Misbah, whose farewell series will start with the first Test at Sabina Park on Friday (April 21), completed Pakistan’s climb to the top of the ICC Test rankings with a hard-fought draw in England in 2016, but it had hardly been a straightforward journey for him.
Best: 161 not out
Born in Mianwali in Punjab, he was advised by his father, a disgruntled ex-hockey star, to put aside thoughts of being a sportsman and pursue his studies. His father’s sudden death pushed Misbah to a job in a textiles company, but he never showed up for work.
“It was a tough decision. I had to fight with circumstances and finally made my mark in the cricket grounds,” said Misbah to AFP before leaving for the Caribbean.
One of few surviving cricketers who started their first-class careers in the 1990s, Misbah played his first Test in 2001, against New Zealand in Auckland, but was dropped after just five Tests before making a comeback in 2007 and going on to play 72 Tests before the start of the series against West Indies.
In 2007, he was a surprise pick in the Pakistan side for the inaugural World Twenty20, and almost pulled off a victory for his team in the final against India before getting out to a scoop shot that ended Pakistan’s chase five runs short, which he marked as his biggest regret.
“It was very disappointing to lose that final,” he said. “I brought Pakistan back from a losing position but couldn’t cross the finish line and that’s the most disappointing moment of my career.”
Misbah recovered with two centuries – 161 not out and 133 not out – when Pakistan toured India for a three-Test series in 2007, which the home side won 1-0, but his career went down again following a poor showing on the Australia tour in 2010. “They were desperate times,” he said. “You are in the eleven and suddenly you are out, it prompts you to burn all your cricket equipment in anger.”
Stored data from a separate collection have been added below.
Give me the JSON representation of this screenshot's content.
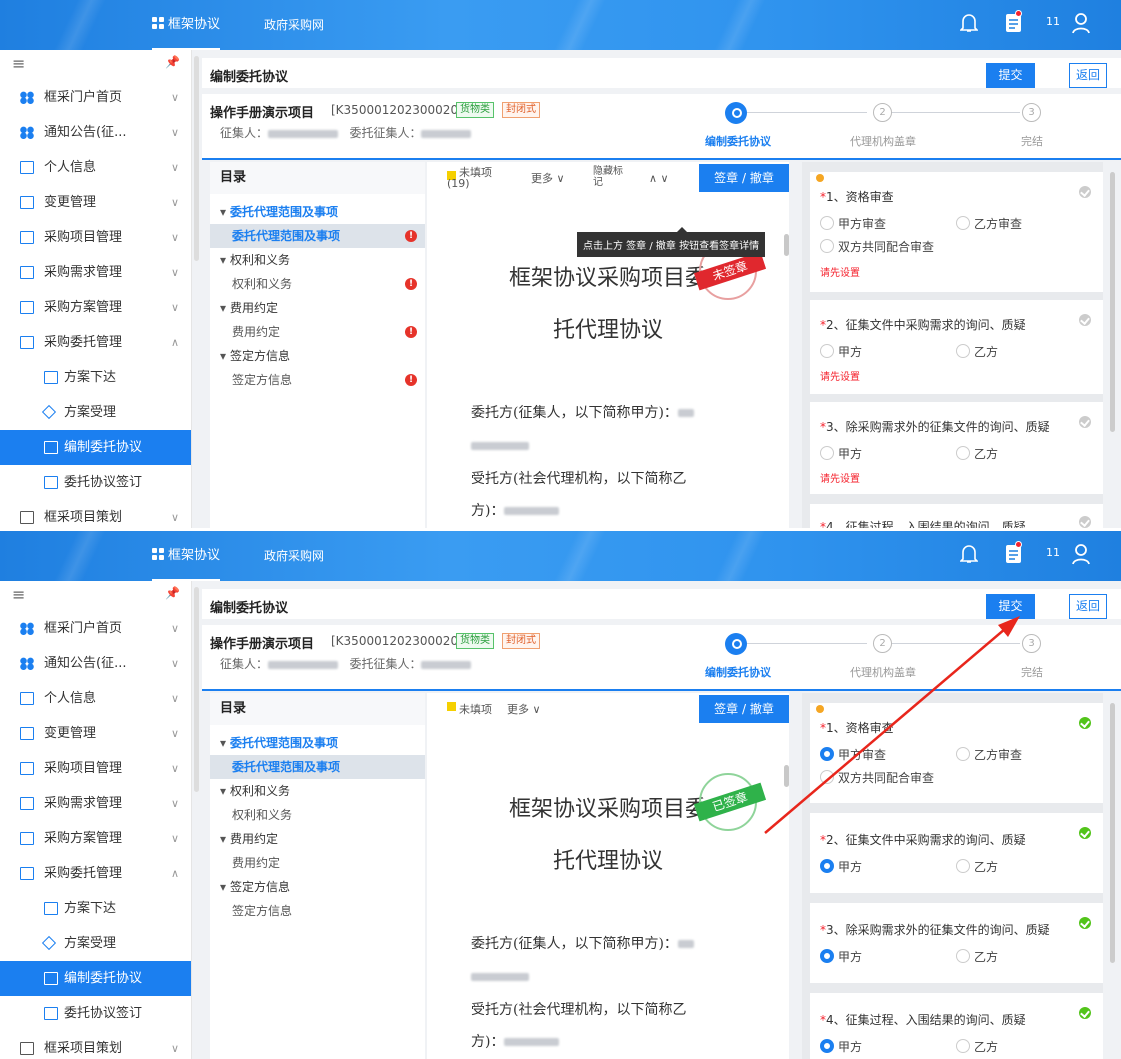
{
  "top": {
    "nav_main": "框架协议",
    "nav_gov": "政府采购网",
    "msg_count": "11"
  },
  "sidebar": {
    "items": [
      {
        "label": "框采门户首页",
        "icon": "portal-icon"
      },
      {
        "label": "通知公告(征...",
        "icon": "notice-icon"
      },
      {
        "label": "个人信息",
        "icon": "person-icon"
      },
      {
        "label": "变更管理",
        "icon": "change-icon"
      },
      {
        "label": "采购项目管理",
        "icon": "project-icon"
      },
      {
        "label": "采购需求管理",
        "icon": "demand-icon"
      },
      {
        "label": "采购方案管理",
        "icon": "plan-icon"
      },
      {
        "label": "采购委托管理",
        "icon": "entrust-icon"
      },
      {
        "label": "方案下达",
        "icon": "issue-icon"
      },
      {
        "label": "方案受理",
        "icon": "accept-icon"
      },
      {
        "label": "编制委托协议",
        "icon": "edit-icon"
      },
      {
        "label": "委托协议签订",
        "icon": "sign-icon"
      },
      {
        "label": "框采项目策划",
        "icon": "folder-icon"
      }
    ]
  },
  "page": {
    "title": "编制委托协议",
    "submit": "提交",
    "back": "返回",
    "project_name": "操作手册演示项目",
    "project_code": "[K3500012023000205]",
    "tag_goods": "货物类",
    "tag_closed": "封闭式",
    "collector_label": "征集人：",
    "entrust_label": "委托征集人："
  },
  "steps": [
    "编制委托协议",
    "代理机构盖章",
    "完结"
  ],
  "step_nums": [
    "2",
    "3"
  ],
  "toc": {
    "title": "目录",
    "sections": [
      {
        "name": "委托代理范围及事项",
        "item": "委托代理范围及事项"
      },
      {
        "name": "权利和义务",
        "item": "权利和义务"
      },
      {
        "name": "费用约定",
        "item": "费用约定"
      },
      {
        "name": "签定方信息",
        "item": "签定方信息"
      }
    ],
    "warn_glyph": "!"
  },
  "doc": {
    "unfilled": "未填项",
    "unfilled_count": "(19)",
    "more": "更多 ∨",
    "hide_marks_1": "隐藏标",
    "hide_marks_2": "记",
    "nav_arrows": "∧  ∨",
    "sign_btn": "签章 / 撤章",
    "tooltip": "点击上方 签章 / 撤章 按钮查看签章详情",
    "title_1": "框架协议采购项目委",
    "title_2": "托代理协议",
    "para_1": "委托方(征集人，以下简称甲方)：",
    "para_2": "受托方(社会代理机构，以下简称乙",
    "para_3": "方)：",
    "stamp_unsigned": "未签章",
    "stamp_signed": "已签章"
  },
  "questions": [
    {
      "num": "1、",
      "text": "资格审查",
      "opts": [
        "甲方审查",
        "乙方审查",
        "双方共同配合审查"
      ]
    },
    {
      "num": "2、",
      "text": "征集文件中采购需求的询问、质疑",
      "opts": [
        "甲方",
        "乙方"
      ]
    },
    {
      "num": "3、",
      "text": "除采购需求外的征集文件的询问、质疑",
      "opts": [
        "甲方",
        "乙方"
      ]
    },
    {
      "num": "4、",
      "text": "征集过程、入围结果的询问、质疑",
      "opts": [
        "甲方",
        "乙方"
      ]
    }
  ],
  "hint": "请先设置",
  "required_mark": "*",
  "colors": {
    "primary": "#1b7ff0",
    "danger": "#f5222d",
    "success": "#52c41a",
    "arrow": "#e8261c"
  }
}
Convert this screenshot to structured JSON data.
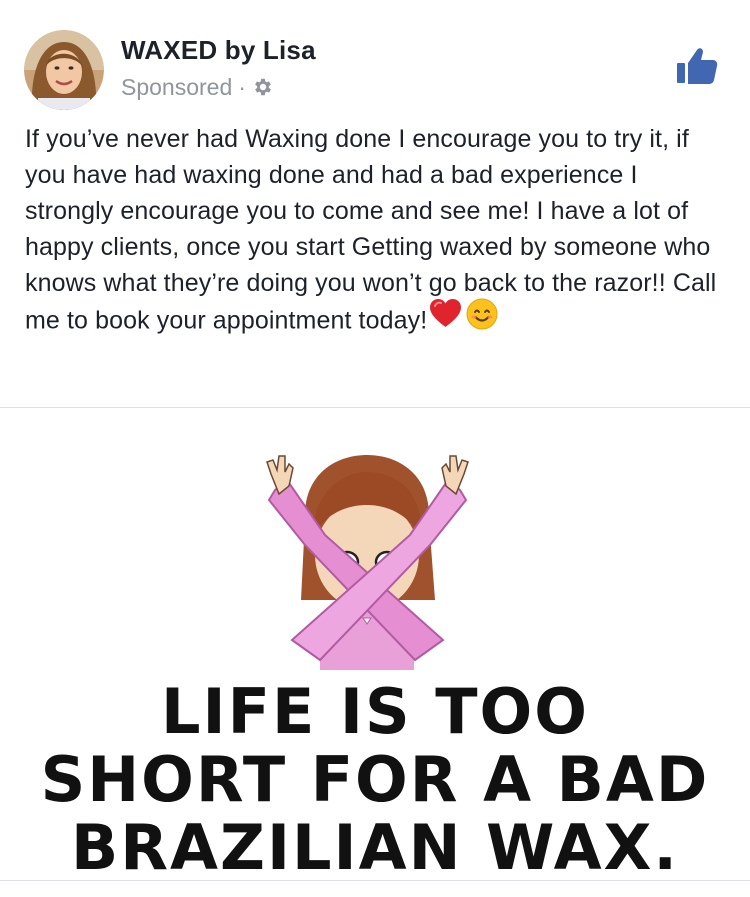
{
  "post": {
    "author": "WAXED by Lisa",
    "sponsored_label": "Sponsored",
    "separator": "·",
    "icons": {
      "settings": "gear-icon",
      "like": "thumbs-up-icon",
      "emojis": [
        "red-heart-emoji",
        "smiling-face-emoji"
      ]
    },
    "body_text": "If you’ve never had Waxing done I encourage you to try it, if you have had waxing done and had a bad experience I strongly encourage you to come and see me! I have a lot of happy clients, once you start Getting waxed by someone who knows what they’re doing you won’t go back to the razor!! Call me to book your appointment today!"
  },
  "image": {
    "meme_lines": [
      "LIFE IS TOO",
      "SHORT FOR A BAD",
      "BRAZILIAN WAX."
    ],
    "emoji": "no-gesture-woman-emoji"
  },
  "colors": {
    "like_blue": "#4267b2",
    "text": "#1d2129",
    "meta_gray": "#90949c",
    "divider": "#dddfe2"
  }
}
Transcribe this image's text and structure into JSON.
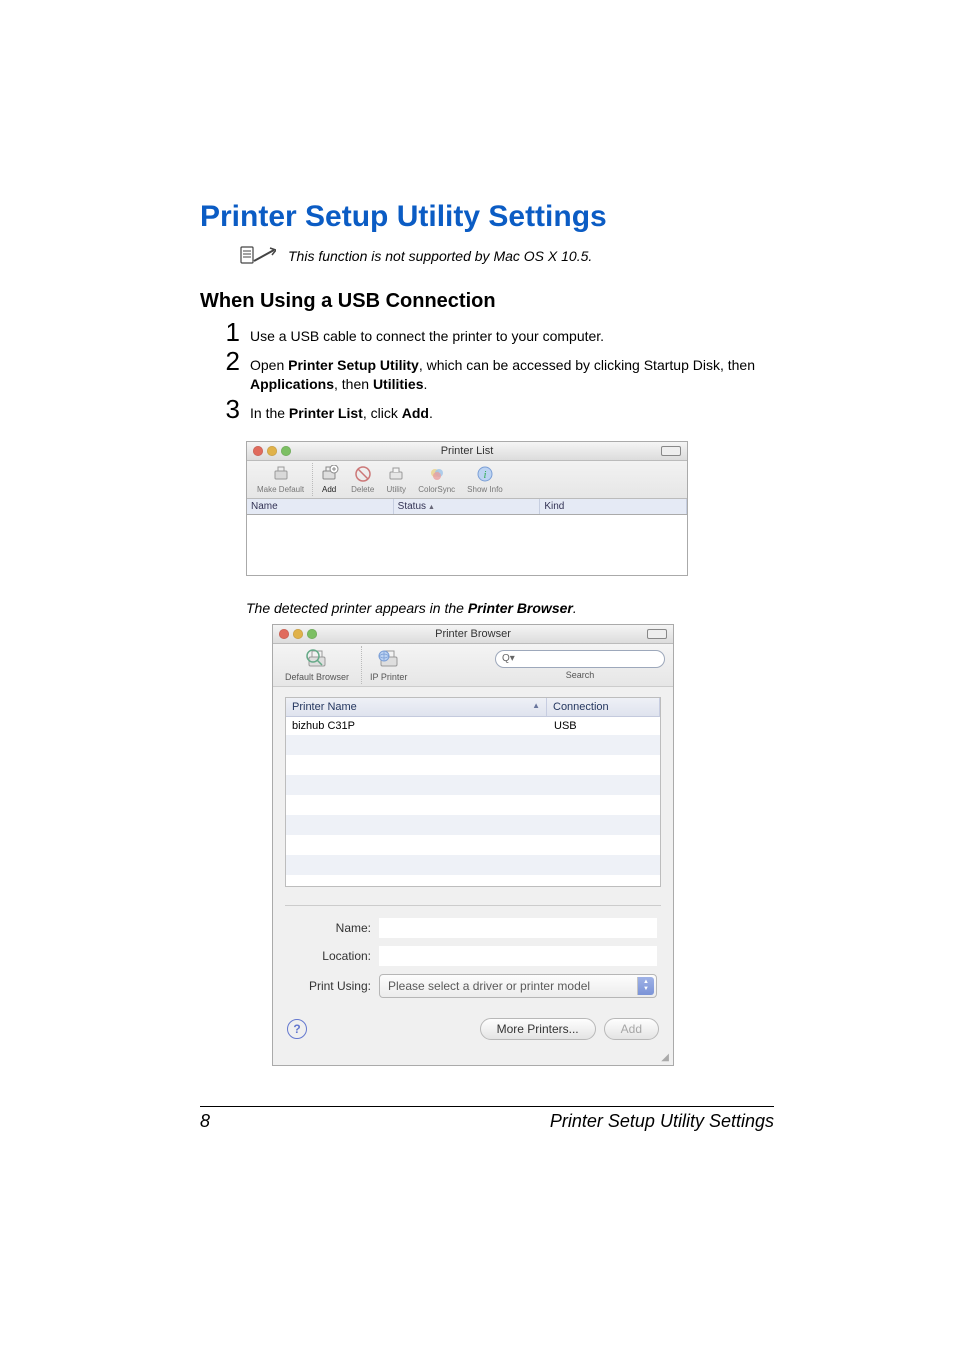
{
  "heading": "Printer Setup Utility Settings",
  "note": "This function is not supported by Mac OS X 10.5.",
  "subheading": "When Using a USB Connection",
  "steps": {
    "s1": {
      "num": "1",
      "text": "Use a USB cable to connect the printer to your computer."
    },
    "s2": {
      "num": "2",
      "pre": "Open ",
      "b1": "Printer Setup Utility",
      "mid1": ", which can be accessed by clicking Startup Disk, then ",
      "b2": "Applications",
      "mid2": ", then ",
      "b3": "Utilities",
      "end": "."
    },
    "s3": {
      "num": "3",
      "pre": "In the ",
      "b1": "Printer List",
      "mid": ", click ",
      "b2": "Add",
      "end": "."
    }
  },
  "win1": {
    "title": "Printer List",
    "toolbar": {
      "makeDefault": "Make Default",
      "add": "Add",
      "delete": "Delete",
      "utility": "Utility",
      "colorsync": "ColorSync",
      "showInfo": "Show Info"
    },
    "columns": {
      "name": "Name",
      "status": "Status",
      "kind": "Kind"
    }
  },
  "caption": {
    "pre": "The detected printer appears in the ",
    "b": "Printer Browser",
    "end": "."
  },
  "win2": {
    "title": "Printer Browser",
    "modes": {
      "default": "Default Browser",
      "ip": "IP Printer"
    },
    "searchGlyph": "Q▾",
    "searchLabel": "Search",
    "listhead": {
      "name": "Printer Name",
      "conn": "Connection"
    },
    "row": {
      "name": "bizhub C31P",
      "conn": "USB"
    },
    "form": {
      "nameLabel": "Name:",
      "locationLabel": "Location:",
      "printUsingLabel": "Print Using:",
      "printUsingValue": "Please select a driver or printer model"
    },
    "buttons": {
      "more": "More Printers...",
      "add": "Add"
    },
    "help": "?"
  },
  "footer": {
    "page": "8",
    "title": "Printer Setup Utility Settings"
  }
}
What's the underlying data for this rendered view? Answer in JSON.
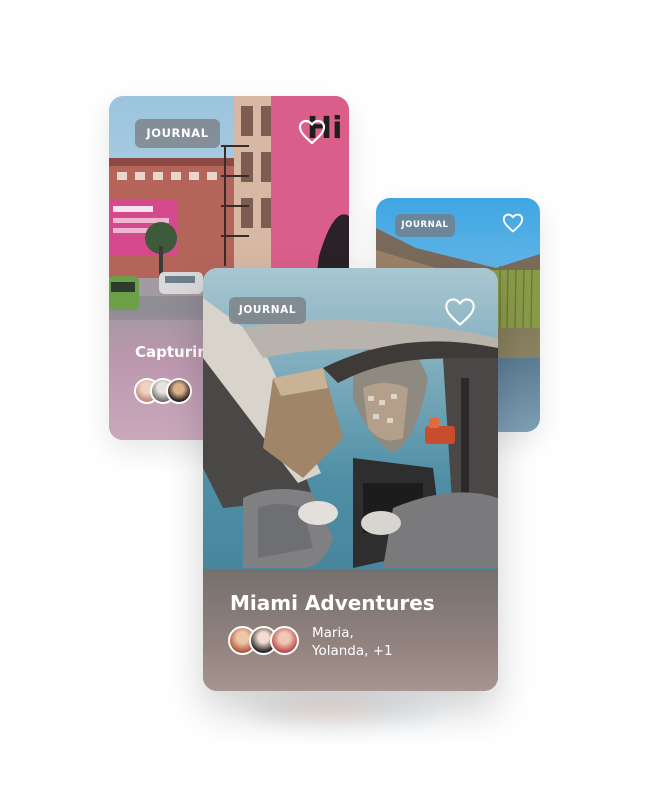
{
  "cards": {
    "city": {
      "badge": "JOURNAL",
      "title": "Capturing",
      "heart_icon": "heart-outline-icon",
      "sign_text": "Hi"
    },
    "lake": {
      "badge": "JOURNAL",
      "heart_icon": "heart-outline-icon"
    },
    "front": {
      "badge": "JOURNAL",
      "title": "Miami Adventures",
      "people_line1": "Maria,",
      "people_line2": "Yolanda, +1",
      "heart_icon": "heart-outline-icon"
    }
  },
  "colors": {
    "badge_bg": "#7a7a7e",
    "heart_stroke": "#ffffff",
    "pink_wall": "#e0638f",
    "sky": "#9ec6df",
    "ocean": "#4f8fa6"
  }
}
Then came the spot-fixing scandal in England, and Misbah, at 36, was made captain of the Test team. And he hasn’t looked back. He has led Pakistan to nine undefeated series at ‘home’ in the UAE, was given the International Cricket Council’s Spirit of Cricket award in 2016, and has a win-loss ratio of 24-14 from 53 games in charge, also a Pakistan record.
A maiden Test series win over West Indies, if it happens, will mark the end of his run, along with that of Younis Khan, and Misbah felt his contribution would be viewed favourably. “My legacy will be in my numbers and the respect earned by the team,” he said.